While QoS can be selectively applied to individual LUNs, it is usually easier to set it at the volume level. For example, all of the LUNs used by the guests in a given ESX server could be placed on a single volume, and then an ONTAP adaptive QoS policy could be applied. The result is a self-scaling IOPS-per-TB limit that applies to all LUNs.

Likewise, if a database required 100K IOPS and occupied 10 LUNs, it would be easier to set a single 100K IOPS limit on a single volume than to set 10 individual 10K IOPS limits, one on each LUN.

Multi-volume layouts

There are some cases where distributing LUNs across multiple volumes may be beneficial. The primary reason is controller striping. For example, an HA storage system might be hosting a single database where the full processing and caching potential of each controller is required. In this case, a typical design would be to place half of the LUNs in a single volume on controller 1, and the other half of the LUNs in a single volume on controller 2.

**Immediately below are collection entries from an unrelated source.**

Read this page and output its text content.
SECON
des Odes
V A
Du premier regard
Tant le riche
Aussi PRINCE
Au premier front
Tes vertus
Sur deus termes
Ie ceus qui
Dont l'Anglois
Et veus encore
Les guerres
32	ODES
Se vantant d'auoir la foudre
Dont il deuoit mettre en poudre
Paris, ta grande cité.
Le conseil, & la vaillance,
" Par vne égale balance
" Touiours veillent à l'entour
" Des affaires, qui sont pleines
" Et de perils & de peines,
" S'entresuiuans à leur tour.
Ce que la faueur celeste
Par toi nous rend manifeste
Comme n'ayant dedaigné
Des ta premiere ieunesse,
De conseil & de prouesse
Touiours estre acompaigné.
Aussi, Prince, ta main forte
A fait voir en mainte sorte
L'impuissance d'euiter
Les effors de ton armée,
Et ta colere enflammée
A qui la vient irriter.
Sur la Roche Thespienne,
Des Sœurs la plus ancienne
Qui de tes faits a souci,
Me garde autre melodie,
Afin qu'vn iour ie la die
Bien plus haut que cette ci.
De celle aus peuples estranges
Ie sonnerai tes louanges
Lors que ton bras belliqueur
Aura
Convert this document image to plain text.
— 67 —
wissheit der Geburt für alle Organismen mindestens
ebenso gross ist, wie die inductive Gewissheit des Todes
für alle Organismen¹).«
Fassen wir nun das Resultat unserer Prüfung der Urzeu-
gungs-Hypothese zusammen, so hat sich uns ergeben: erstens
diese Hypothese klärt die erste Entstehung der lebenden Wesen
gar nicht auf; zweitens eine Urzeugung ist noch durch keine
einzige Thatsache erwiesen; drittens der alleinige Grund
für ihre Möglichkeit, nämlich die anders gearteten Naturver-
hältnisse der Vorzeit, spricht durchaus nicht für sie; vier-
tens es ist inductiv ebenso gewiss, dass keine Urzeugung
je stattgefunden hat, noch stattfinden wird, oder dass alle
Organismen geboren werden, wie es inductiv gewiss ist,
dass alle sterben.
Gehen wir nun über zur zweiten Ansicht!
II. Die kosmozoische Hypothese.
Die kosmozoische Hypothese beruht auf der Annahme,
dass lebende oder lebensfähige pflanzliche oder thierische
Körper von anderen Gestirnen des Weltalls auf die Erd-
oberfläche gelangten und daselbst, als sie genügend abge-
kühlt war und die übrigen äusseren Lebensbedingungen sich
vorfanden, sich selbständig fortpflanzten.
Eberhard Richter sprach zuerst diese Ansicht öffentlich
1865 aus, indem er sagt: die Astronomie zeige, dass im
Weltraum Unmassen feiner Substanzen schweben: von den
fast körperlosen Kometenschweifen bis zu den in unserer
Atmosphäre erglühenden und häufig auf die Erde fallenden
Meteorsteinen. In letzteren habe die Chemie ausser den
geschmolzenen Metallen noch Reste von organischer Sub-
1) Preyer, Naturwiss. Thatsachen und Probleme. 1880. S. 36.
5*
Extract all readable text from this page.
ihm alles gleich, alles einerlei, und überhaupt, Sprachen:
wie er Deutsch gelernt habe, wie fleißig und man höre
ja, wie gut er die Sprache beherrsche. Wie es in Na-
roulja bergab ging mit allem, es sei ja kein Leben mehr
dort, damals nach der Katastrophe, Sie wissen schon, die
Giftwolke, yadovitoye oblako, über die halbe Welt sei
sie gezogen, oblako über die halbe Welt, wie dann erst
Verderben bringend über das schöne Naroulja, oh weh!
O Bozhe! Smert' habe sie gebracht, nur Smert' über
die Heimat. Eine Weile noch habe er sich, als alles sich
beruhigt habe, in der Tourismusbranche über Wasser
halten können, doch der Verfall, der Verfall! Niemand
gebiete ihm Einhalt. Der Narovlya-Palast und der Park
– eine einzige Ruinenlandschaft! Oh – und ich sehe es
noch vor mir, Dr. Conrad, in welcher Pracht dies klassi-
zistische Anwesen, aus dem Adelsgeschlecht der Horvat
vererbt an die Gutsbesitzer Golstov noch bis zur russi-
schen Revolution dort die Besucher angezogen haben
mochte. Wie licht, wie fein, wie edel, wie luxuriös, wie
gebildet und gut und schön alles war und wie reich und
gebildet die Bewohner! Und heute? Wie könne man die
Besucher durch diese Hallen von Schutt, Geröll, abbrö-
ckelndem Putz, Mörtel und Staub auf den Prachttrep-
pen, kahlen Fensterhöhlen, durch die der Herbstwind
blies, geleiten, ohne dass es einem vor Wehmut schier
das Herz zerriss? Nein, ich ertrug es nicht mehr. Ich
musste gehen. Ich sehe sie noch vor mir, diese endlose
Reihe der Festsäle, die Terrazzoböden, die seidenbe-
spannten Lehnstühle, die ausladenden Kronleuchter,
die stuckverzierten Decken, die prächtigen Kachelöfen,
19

Similarly, controller striping might be used for load balancing. An HA system that hosted 100 databases of 10 LUNs each might be designed where each database receives a 5-LUN volume on each of the two controllers. The result is guaranteed symmetric loading of each controller as additional databases are provisioned.

None of these examples involve a 1:1 volume to LUN ratio, though. The goal remains to optimize manageability by co-locating related LUNs in volumes.

One example where a 1:1 LUN to volume ratio makes sense is containerization, where each LUN might really represent a single workload and need to be each managed on an individual basis. In such cases, a 1:1 ratio may be optimal.